If you're still donating your content to the Facebook, Twitter and Reddit data stores, then I don't know what to tell you man, you're literally enriching the worst people, who will do the worst things, with your information, your stories, your answers, your comments, your labor, your effort. You are giving yourselves to them. Literally.

Whenever this comes up, I immediately think of how easy it would be to scrape the threadiverse.

They're already doing that, if only just for search.

Googling my username used to not give any results up until a few months ago... Since I'm on Lemmy you find my comments by throwing my username into a search engine

Minimum royalty laws should exist!

Because if there's one thing this world needs more its more rights for property.

How about starting a company that gathers people's CAD design....grabCAD!.... Oh can't scrape out design work Microsoft, you gotta pay!....or how about a company that stores people's records or drawings or movies.... Adobe! Oh Microsoft, you can't scrape our data! It's our data!

What if I had an agreement with MS that they can scrape my data and anything I post online?

What if Microsoft updated their Windows EULA to state that all users agree to allow MS to scrape their online data (if they haven't already), and then take that to court against reddit? It would certainly be an interesting court case to watch, especially if they could get actual users to stand up in court and confirm that they did indeed approve of this. And it might settle the issue once and for all regarding companies trying to block freely-visible internet content just because someone scraped the info.

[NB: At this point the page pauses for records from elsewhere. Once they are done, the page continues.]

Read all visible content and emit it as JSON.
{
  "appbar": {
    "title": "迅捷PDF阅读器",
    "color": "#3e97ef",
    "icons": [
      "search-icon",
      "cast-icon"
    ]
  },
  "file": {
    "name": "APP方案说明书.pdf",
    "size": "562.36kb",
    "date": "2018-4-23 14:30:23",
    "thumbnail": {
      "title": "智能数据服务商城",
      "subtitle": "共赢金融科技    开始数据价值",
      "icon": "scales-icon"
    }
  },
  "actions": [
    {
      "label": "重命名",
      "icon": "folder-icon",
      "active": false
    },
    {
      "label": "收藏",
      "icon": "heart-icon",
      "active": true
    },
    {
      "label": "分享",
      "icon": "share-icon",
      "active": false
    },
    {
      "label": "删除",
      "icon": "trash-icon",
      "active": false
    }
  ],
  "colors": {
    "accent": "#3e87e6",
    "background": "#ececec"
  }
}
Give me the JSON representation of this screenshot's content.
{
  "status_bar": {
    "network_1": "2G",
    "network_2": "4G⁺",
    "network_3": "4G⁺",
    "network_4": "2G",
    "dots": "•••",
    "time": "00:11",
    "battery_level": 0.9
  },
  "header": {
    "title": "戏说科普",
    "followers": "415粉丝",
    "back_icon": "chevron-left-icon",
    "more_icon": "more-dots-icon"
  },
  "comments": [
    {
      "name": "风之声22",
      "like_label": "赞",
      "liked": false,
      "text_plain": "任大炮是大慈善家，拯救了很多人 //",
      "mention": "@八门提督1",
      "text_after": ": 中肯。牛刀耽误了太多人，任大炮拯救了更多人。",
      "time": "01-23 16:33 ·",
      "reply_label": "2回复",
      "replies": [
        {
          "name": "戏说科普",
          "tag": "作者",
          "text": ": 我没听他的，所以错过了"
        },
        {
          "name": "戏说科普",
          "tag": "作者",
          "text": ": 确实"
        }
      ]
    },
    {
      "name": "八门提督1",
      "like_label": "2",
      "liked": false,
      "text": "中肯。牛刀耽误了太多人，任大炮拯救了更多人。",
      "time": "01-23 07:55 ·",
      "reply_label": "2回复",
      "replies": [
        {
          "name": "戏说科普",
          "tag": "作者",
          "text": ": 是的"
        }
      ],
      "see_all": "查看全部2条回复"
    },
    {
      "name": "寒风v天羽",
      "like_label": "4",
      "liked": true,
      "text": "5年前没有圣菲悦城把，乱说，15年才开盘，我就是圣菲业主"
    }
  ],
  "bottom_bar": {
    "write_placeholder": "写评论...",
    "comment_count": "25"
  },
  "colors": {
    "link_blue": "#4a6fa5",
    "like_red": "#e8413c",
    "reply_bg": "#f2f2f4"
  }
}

Damn I feel sorry for the guy now /s

ITT people who don't know what sarcasm is without a literal "/s"

We all learned a long time ago to assume someone is serious until they indicate otherwise. If the joke is indistinguishable from a serious reaction then it’s a bad joke due to ambiguity.

I guess you're not wrong, but that does mean that deadpan delivery is dead.

Deadpan delivery on a strictly text medium has always been a difficult needle to thread. It only works in literature because the writer can describe how it was stated, which would look odd in forums/texts/emails/etc. he added sincerely

You're not wrong there either, but I do recall a time in which (at least in threads/forums/chat) it worked fairly well.

The issue is that the main way to detect it is to look for an opinion that was wildly diverged from the consensus, but... yeah, I guess people just broadcast those seriously now.

Fuck.

Yeah sadly right wing fuckwits thrive on ambiguity and ruined it for the rest of us. Comedy is a powerful shield.